Long before Norman lords arrived, the Eóganacht kings ruled most of Munster from the Rock of Cashel - a limestone bluff still the most photographed silhouette in the county. After 1210 the new English administration carved Tipperary out of the old sheriffdom of Munster. In 1328 the king granted it to the Earls of Ormond as a county palatine, almost a small kingdom in itself. The 1647 sack of Cashel left more than a thousand civilians dead and remained the worst single atrocity of the Confederate Wars. By 1838 the county was split into ridings - North and South - mostly because Clonmel, the county town, sat too far south for the jurors of the north to reach comfortably. The two halves were reunited only in 2014. Modern Tipperary still carries the marks of all of that: medieval castles at Cahir and Nenagh, the Norman Athassel Priory, the Holy Cross Abbey, and 3,159 named townlands divided across 199 civil parishes.

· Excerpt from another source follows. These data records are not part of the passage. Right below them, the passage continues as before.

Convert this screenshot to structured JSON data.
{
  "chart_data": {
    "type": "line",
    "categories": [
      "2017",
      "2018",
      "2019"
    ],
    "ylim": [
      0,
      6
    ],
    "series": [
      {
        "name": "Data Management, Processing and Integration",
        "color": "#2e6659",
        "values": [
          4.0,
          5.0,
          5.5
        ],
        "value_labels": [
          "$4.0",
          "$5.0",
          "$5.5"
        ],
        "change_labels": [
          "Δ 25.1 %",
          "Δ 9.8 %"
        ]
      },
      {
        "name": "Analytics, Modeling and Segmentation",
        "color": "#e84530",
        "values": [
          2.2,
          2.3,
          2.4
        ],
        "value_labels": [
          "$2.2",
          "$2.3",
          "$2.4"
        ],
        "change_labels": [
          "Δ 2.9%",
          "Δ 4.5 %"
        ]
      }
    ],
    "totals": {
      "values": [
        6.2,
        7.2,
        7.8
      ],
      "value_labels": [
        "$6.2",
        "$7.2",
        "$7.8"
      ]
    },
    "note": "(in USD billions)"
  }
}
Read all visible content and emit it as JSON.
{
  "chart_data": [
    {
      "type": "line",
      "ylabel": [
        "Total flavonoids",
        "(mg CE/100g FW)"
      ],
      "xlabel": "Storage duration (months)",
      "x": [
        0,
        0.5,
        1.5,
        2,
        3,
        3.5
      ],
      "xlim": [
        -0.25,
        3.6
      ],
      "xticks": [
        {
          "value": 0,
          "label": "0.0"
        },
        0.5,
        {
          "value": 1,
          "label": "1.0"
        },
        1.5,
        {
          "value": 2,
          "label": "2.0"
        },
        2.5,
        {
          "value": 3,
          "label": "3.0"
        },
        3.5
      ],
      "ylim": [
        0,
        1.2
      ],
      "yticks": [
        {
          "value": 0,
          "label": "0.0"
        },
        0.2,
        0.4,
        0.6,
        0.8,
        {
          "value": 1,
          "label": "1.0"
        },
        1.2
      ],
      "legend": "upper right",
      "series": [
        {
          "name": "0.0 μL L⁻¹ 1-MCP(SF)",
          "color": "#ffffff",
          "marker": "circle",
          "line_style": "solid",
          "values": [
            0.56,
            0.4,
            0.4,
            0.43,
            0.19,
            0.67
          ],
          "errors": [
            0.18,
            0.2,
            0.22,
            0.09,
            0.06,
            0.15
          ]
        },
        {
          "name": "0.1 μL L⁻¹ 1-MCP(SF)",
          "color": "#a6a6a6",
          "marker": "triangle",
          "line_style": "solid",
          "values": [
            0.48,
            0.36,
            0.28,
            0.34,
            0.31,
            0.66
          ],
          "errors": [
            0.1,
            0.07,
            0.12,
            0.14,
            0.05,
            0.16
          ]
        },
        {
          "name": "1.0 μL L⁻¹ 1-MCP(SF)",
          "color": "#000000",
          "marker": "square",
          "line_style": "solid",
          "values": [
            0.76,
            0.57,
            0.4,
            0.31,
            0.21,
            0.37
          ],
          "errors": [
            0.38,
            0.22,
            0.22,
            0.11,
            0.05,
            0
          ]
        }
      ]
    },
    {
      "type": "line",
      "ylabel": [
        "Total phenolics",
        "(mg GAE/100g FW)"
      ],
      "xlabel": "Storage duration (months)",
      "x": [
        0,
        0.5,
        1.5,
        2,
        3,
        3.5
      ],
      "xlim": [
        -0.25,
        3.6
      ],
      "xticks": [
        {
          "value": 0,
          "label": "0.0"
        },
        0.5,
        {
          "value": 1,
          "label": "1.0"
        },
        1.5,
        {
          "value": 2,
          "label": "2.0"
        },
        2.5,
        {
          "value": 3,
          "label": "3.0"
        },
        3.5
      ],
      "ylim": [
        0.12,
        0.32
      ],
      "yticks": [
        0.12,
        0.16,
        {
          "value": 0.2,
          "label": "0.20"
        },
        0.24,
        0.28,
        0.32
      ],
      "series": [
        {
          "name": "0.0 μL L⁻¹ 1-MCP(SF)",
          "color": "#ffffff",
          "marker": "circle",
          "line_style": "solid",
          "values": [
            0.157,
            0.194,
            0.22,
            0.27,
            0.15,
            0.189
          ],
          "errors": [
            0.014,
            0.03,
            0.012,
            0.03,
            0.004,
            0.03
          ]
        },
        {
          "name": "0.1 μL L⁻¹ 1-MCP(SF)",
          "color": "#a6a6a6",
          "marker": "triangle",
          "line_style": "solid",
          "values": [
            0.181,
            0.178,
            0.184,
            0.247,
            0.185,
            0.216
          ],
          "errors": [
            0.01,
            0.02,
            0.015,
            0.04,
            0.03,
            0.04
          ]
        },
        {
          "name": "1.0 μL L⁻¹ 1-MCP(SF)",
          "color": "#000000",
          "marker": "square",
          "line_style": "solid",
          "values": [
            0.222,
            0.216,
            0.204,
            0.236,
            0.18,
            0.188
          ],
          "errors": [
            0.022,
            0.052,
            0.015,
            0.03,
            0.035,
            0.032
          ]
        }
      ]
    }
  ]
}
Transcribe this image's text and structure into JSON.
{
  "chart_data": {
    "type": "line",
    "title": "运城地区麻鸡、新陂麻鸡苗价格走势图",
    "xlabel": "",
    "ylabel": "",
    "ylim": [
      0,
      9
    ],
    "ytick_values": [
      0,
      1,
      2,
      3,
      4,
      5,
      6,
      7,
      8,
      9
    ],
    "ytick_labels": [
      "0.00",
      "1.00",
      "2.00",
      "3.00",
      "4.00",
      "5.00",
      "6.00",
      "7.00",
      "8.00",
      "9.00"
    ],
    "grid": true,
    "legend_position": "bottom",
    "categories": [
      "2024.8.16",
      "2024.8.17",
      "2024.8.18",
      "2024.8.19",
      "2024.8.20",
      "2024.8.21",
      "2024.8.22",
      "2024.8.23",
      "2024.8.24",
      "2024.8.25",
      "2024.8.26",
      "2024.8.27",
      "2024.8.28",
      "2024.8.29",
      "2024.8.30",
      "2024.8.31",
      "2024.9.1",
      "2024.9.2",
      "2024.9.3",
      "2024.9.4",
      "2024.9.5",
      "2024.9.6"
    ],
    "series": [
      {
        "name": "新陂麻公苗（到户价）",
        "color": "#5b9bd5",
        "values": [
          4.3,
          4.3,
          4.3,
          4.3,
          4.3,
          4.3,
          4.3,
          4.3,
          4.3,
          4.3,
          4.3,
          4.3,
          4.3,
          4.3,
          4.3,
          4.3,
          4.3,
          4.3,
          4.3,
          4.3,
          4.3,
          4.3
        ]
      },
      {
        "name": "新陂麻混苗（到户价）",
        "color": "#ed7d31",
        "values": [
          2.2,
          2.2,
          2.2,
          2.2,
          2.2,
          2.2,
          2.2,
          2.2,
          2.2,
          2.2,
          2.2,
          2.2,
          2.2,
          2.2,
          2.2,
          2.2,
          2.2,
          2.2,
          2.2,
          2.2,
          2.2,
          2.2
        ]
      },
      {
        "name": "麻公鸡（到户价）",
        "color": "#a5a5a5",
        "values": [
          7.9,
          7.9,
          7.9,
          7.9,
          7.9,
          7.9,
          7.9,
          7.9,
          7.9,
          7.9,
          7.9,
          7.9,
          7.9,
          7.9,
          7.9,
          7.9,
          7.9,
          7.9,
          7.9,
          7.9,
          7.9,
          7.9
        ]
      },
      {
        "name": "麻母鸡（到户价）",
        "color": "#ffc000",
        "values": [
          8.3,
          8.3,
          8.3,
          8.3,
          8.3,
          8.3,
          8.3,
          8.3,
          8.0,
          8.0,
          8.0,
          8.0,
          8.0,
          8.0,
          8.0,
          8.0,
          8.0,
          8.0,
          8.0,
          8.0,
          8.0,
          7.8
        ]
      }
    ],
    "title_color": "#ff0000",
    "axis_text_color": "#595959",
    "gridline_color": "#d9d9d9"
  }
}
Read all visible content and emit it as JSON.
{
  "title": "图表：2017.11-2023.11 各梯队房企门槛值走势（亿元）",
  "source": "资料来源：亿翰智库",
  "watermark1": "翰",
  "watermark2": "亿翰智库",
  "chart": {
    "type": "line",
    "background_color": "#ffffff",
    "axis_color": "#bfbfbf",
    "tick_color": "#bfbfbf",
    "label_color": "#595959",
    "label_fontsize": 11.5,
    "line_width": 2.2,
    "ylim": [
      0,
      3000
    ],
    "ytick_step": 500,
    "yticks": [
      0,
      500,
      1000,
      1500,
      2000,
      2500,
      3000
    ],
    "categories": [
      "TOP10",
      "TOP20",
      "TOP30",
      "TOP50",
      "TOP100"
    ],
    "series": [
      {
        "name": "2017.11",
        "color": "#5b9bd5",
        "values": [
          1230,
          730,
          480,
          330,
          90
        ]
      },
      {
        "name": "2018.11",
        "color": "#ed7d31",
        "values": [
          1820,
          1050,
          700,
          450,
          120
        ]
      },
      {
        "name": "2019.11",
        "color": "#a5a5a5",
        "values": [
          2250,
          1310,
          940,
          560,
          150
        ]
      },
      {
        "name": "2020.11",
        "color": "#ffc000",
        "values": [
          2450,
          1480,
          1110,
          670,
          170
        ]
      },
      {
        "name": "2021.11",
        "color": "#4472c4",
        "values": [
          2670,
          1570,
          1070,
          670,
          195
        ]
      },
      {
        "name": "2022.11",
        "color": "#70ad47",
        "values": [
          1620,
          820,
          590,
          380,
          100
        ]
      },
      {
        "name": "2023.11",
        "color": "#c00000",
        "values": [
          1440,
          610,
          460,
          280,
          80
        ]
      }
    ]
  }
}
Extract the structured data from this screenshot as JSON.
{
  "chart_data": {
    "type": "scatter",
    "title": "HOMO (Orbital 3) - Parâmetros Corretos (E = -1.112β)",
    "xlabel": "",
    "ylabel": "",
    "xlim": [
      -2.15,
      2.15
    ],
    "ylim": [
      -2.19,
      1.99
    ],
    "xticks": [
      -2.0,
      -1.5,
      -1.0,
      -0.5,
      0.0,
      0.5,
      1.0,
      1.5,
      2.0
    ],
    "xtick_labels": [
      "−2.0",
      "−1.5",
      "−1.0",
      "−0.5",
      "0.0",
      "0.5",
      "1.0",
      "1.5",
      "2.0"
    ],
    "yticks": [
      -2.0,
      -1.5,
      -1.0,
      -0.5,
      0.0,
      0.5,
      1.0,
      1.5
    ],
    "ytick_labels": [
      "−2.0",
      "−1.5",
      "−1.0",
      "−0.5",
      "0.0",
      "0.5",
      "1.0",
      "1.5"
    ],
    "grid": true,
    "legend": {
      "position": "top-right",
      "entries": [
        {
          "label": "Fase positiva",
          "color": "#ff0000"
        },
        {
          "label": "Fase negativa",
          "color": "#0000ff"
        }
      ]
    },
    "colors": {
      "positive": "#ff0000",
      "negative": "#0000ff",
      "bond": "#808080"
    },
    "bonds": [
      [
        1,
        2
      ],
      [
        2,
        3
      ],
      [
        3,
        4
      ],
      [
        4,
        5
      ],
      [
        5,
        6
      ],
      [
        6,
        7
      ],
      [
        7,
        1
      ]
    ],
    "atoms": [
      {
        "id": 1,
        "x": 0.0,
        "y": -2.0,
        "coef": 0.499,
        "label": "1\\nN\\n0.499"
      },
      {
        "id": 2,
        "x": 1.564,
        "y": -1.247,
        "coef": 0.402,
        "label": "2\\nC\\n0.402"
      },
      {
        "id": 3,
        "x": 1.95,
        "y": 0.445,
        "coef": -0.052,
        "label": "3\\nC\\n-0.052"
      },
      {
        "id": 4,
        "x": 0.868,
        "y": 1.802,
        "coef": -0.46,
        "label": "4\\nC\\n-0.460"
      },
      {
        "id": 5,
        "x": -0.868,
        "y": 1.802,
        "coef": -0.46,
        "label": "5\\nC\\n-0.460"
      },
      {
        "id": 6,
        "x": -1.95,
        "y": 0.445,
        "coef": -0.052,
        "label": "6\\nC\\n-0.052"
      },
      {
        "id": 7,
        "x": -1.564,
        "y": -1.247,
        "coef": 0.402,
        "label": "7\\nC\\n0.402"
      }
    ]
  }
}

Tipperary has scattered more sons and daughters across the world than any one county has reasonable claim to. Thomas MacDonagh, one of the seven signatories of the 1916 Proclamation, was born here. So was Dan Breen, the IRA volunteer turned Dáil deputy. Laurence Sterne, author of Tristram Shandy, was born in Clonmel in 1713. Shane MacGowan of the Pogues, the Clancy Brothers, the singer Una Healy, the actor Kerry Condon - all Tipperary. So was Adi Roche, founder of Chernobyl Children International. Daniel Hough, an Irish soldier from the county, is officially recorded as the first man to die in the American Civil War, accidentally killed by a misfiring cannon at Fort Sumter. From the Premier County, in other words, the long way back is never quite as long as the song suggests.
County Tipperary covers Ireland's south-central interior, roughly between 52.3°N and 53.2°N, 7.5°W to 8.4°W. From cruising altitude, look for the broad green Golden Vale running south-west to north-east, bounded by the Galtees and Knockmealdowns on the south, the Slieve Bloom and Devil's Bit on the north. The Suir threads through the middle. Two motorways - the M7 across the north, the M8 down the centre - are visible reference lines. Nearest airports: Shannon (EINN) on the Limerick border to the north-west, Cork (EICK) to the south, Waterford (EIWF) just outside the south-eastern corner. No coast; this is Ireland's largest landlocked county.